There's a Hole in the Bucket,
Dear Hettie, Dear Cara

Following a Fulbright-supported tour of bathhouses around the world, faculty choreographer Jan Erkert teamed up with two students to create work that made it to the Kennedy Center stage.

Photo by William Frederking

By Micki Leventhal / Photography by William Frederking

Sitting face to face on overturned metal washing buckets, two women—one tall and African-American, the other petite and Caucasian—peer into each other’s eyes with open-faced innocence, searching for similarities and differences. The women are dancers Hettie Barnhill (’06) and Cara Sabin (’06), and they are dancing Hole in the Bucket, a new work choreographed by their teacher, Jan Erkert, faculty in Columbia's dance department.

In 2005, supported by a Fulbright Award and a sabbatical grant from Columbia, Erkert toured communal bathhouses worldwide on a quest for artistic inspiration. One piece that grew out of this search was Hole in the Bucket, in which a white woman and a black woman dance a story of discovery and the growth of a relationship across racial and cultural boundaries. Performed to a sound collage of classical music and African rhythms scored by alum Lauren Warnecke (’03), the piece is an exploration of crossing cultures in the intimate world of the bath.

Barnhill and Sabin worked collaboratively with Erkert to develop the dance, which they were invited to perform at the North American College Dance Festival, presented at the Kennedy Center in Washington, D.C. in May. “The piece is very close to my heart,” Barnhill says. “I feel very connected to it because it was created through Cara and me, with our input and emotions. I experience something new about myself every time we perform it.”

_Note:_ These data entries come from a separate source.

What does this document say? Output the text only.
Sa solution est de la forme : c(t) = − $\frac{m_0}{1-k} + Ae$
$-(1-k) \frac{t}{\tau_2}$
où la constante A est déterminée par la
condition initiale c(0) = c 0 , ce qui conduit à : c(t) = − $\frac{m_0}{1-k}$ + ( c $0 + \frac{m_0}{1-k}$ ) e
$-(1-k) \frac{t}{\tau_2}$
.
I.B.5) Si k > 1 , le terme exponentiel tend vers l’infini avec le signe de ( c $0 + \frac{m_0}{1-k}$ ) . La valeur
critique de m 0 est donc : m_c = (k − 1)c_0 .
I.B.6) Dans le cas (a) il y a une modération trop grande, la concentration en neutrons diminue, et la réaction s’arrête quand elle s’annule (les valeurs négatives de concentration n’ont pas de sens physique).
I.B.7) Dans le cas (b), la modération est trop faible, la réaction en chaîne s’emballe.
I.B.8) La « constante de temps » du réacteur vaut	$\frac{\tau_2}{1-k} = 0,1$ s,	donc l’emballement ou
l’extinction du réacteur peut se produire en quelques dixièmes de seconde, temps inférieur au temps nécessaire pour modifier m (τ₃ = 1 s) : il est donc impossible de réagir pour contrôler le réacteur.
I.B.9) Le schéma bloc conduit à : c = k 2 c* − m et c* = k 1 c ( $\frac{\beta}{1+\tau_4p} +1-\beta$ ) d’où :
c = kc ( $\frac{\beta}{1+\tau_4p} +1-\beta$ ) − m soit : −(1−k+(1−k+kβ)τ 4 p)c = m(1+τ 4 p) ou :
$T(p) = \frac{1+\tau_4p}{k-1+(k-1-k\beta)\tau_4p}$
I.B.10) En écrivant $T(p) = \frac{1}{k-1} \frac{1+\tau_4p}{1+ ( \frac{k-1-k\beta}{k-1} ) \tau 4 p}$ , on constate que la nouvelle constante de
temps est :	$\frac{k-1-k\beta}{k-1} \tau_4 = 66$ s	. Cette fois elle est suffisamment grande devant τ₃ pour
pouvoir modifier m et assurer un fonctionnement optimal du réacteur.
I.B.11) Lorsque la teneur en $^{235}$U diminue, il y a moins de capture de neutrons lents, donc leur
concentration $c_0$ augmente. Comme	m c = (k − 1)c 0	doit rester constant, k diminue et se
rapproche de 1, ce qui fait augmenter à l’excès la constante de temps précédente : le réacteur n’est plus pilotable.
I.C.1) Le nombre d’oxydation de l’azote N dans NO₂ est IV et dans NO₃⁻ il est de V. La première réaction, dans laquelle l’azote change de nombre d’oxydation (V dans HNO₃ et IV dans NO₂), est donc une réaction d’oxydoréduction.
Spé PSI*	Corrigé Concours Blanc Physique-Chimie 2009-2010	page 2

Barnhill, an African-American woman reminiscent of the young Judith Jamison, grew up in East St. Louis, Illinois. Despite the economic struggles of being a single parent, Barnhill’s mother encouraged her daughter’s love of dance. Barnhill started dancing at age three, and studied at the Center of Contemporary Art in St. Louis and Central Visual Performing Arts High School, experiences she considers the beginning of her dance career. “Coming from East St. Louis, I was taught that there are no free handouts,” she says. “My family, friends, church, and schools helped mold me into who I am today.”

“The people here have forever changed how I view myself and the world around me.”

Barnhill received her B.A. in dance in May, and has been invited to train in Alvin Ailey’s professional program and to take company classes with Bill T. Jones. She was also invited to take company classes, room and board provided, in Brazil with Quasar Dance Company, which performed at the Dance Center this spring.

Sabin, by contrast, grew up in middle-class comfort in the small, western Illinois town of Rochelle. A high-school track star, Sabin had no formal dance training when she followed her older brother to Columbia. She chose the college, she says, because “I knew that this urban environment that was so foreign to me was a place that fostered artists and encouraged individuals to find and express who they are despite where they came from. The people here have forever changed how I view myself and the world around me.”

Sabin earned a B.F.A. in the teaching of dance this spring, and wants to teach in the Chicago Public Schools. First, however, she’ll spend some time dancing with the critically acclaimed Chicago company The Seldoms.

As their teacher and choreographer, Erkert found her collaboration with Barnhill and Sabin to be a uniquely “Columbia” experience. “In a very real sense, the Kennedy Center performance was a celebration of Columbia’s commitment to open access and diversity,” she says. With no prior training, “Cara would not have been accepted into a dance program at one of the ‘elite institutions.’ Hettie could not have gone to college without substantial assistance from scholarships. Both of them have been dedicated, driven, and inspired. They have more than lived up to their promise.”

 

Micki Leventhal is the media relations director for Columbia. William Frederking is acting chair of the photography department.